From mboxrd@z Thu Jan  1 00:00:00 1970
Return-Path: <linux-btrfs-owner@vger.kernel.org>
Received: from plane.gmane.org ([80.91.229.3]:60806 "EHLO plane.gmane.org"
	rhost-flags-OK-OK-OK-OK) by vger.kernel.org with ESMTP
	id S1751486AbbGMIMf (ORCPT <rfc822;linux-btrfs@vger.kernel.org>);
	Mon, 13 Jul 2015 04:12:35 -0400
Received: from list by plane.gmane.org with local (Exim 4.69)
	(envelope-from <gcfb-btrfs-devel-moved1-2@m.gmane.org>)
	id 1ZEYqm-0007Po-RI
	for linux-btrfs@vger.kernel.org; Mon, 13 Jul 2015 10:12:33 +0200
Received: from ip68-231-22-224.ph.ph.cox.net ([68.231.22.224])
        by main.gmane.org with esmtp (Gmexim 0.1 (Debian))
        id 1AlnuQ-0007hv-00
        for <linux-btrfs@vger.kernel.org>; Mon, 13 Jul 2015 10:12:32 +0200
Received: from 1i5t5.duncan by ip68-231-22-224.ph.ph.cox.net with local (Gmexim 0.1 (Debian))
        id 1AlnuQ-0007hv-00
        for <linux-btrfs@vger.kernel.org>; Mon, 13 Jul 2015 10:12:32 +0200
To: linux-btrfs@vger.kernel.org
From: Duncan <1i5t5.duncan@cox.net>
Subject: Re: Disk "failed" while doing scrub
Date: Mon, 13 Jul 2015 08:12:27 +0000 (UTC)
Message-ID: <pan$5cbe0$8cc66c0e$aaa41b37$d4ac9035@cox.net>
References: <CAOE4rSxMhwqn49fqPz2knzaRPyvkRr3roFD-JYTcm2rvB-LKkA@mail.gmail.com>
Mime-Version: 1.0
Content-Type: text/plain; charset=UTF-8
Sender: linux-btrfs-owner@vger.kernel.org
List-ID: <linux-btrfs.vger.kernel.org>

Dāvis Mosāns posted on Mon, 13 Jul 2015 09:26:05 +0300 as excerpted:

> Short version: while doing scrub on 5 disk btrfs filesystem, /dev/sdd
> "failed" and also had some error on other disk (/dev/sdh)

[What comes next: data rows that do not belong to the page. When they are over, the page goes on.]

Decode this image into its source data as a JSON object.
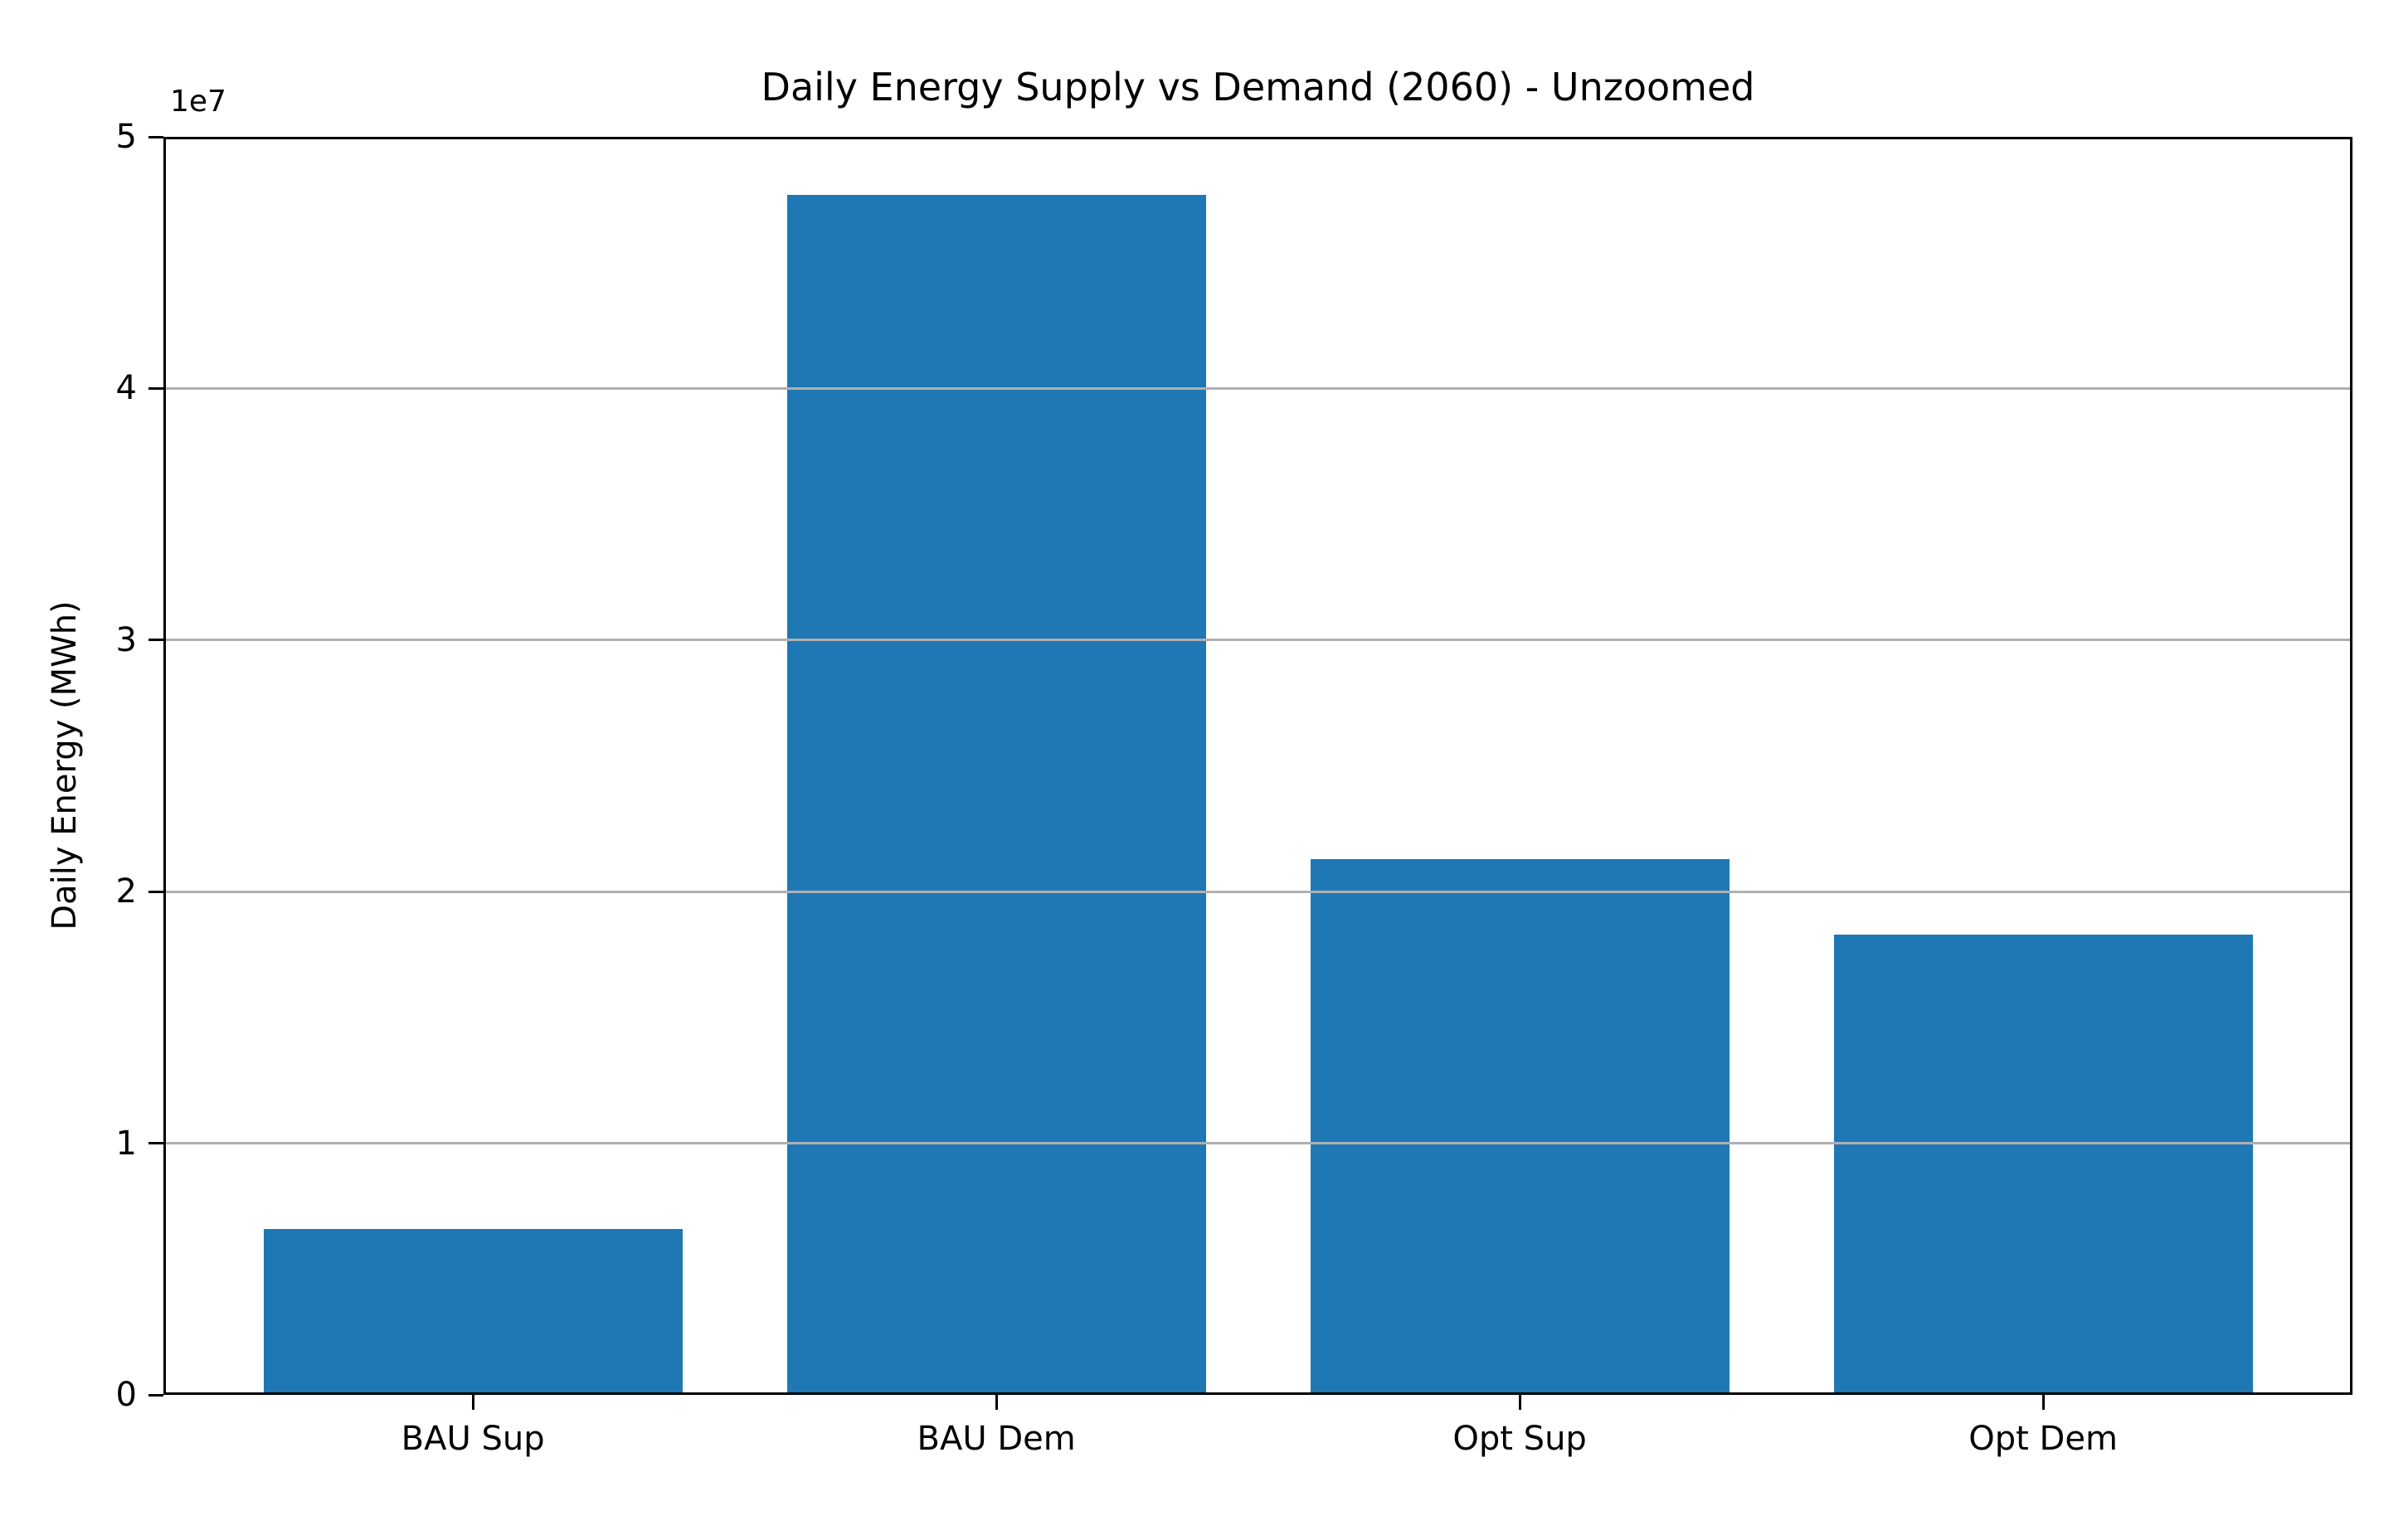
{
  "chart_data": {
    "type": "bar",
    "title": "Daily Energy Supply vs Demand (2060) - Unzoomed",
    "xlabel": "",
    "ylabel": "Daily Energy (MWh)",
    "offset_text": "1e7",
    "categories": [
      "BAU Sup",
      "BAU Dem",
      "Opt Sup",
      "Opt Dem"
    ],
    "values": [
      6600000,
      47700000,
      21300000,
      18300000
    ],
    "ylim": [
      0,
      50000000
    ],
    "ytick_values": [
      0,
      10000000,
      20000000,
      30000000,
      40000000,
      50000000
    ],
    "ytick_labels": [
      "0",
      "1",
      "2",
      "3",
      "4",
      "5"
    ],
    "grid_values": [
      10000000,
      20000000,
      30000000,
      40000000
    ],
    "grid_on": true,
    "legend": "none",
    "bar_color": "#1f77b4",
    "grid_color": "#b0b0b0",
    "axis_color": "#000000",
    "background_color": "#ffffff"
  }
}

You say five disk, but nowhere in your post do you mention what raid mode 
you were using, neither do you post btrfs filesystem show and btrfs 
filesystem df, as suggested on the wiki and which list that information.

FWIW, btrfs defaults for a multi-device filesystem are raid1 metadata, 
raid0 data.  If you didn't specify raid level at mkfs time, it's very 
likely that's what you're using.  The scrub results seem to support this 
as if the data had been raid1 or raid10, nearly all the errors should 
have been correctable by pulling from the second copy.  And raid5/6 
should have been able to recover from parity, tho this mode is new enough 
it's still not recommended as the chances of bugs and thus failure to 
work properly are much higher.

So you really should have been using raid1/10 if you wanted device 
failure tolerance, but you didn't say, and if you're using defaults as 
seems reasonably likely, your data was raid0, and thus it's likely many/
most files are either gone or damaged beyond repair.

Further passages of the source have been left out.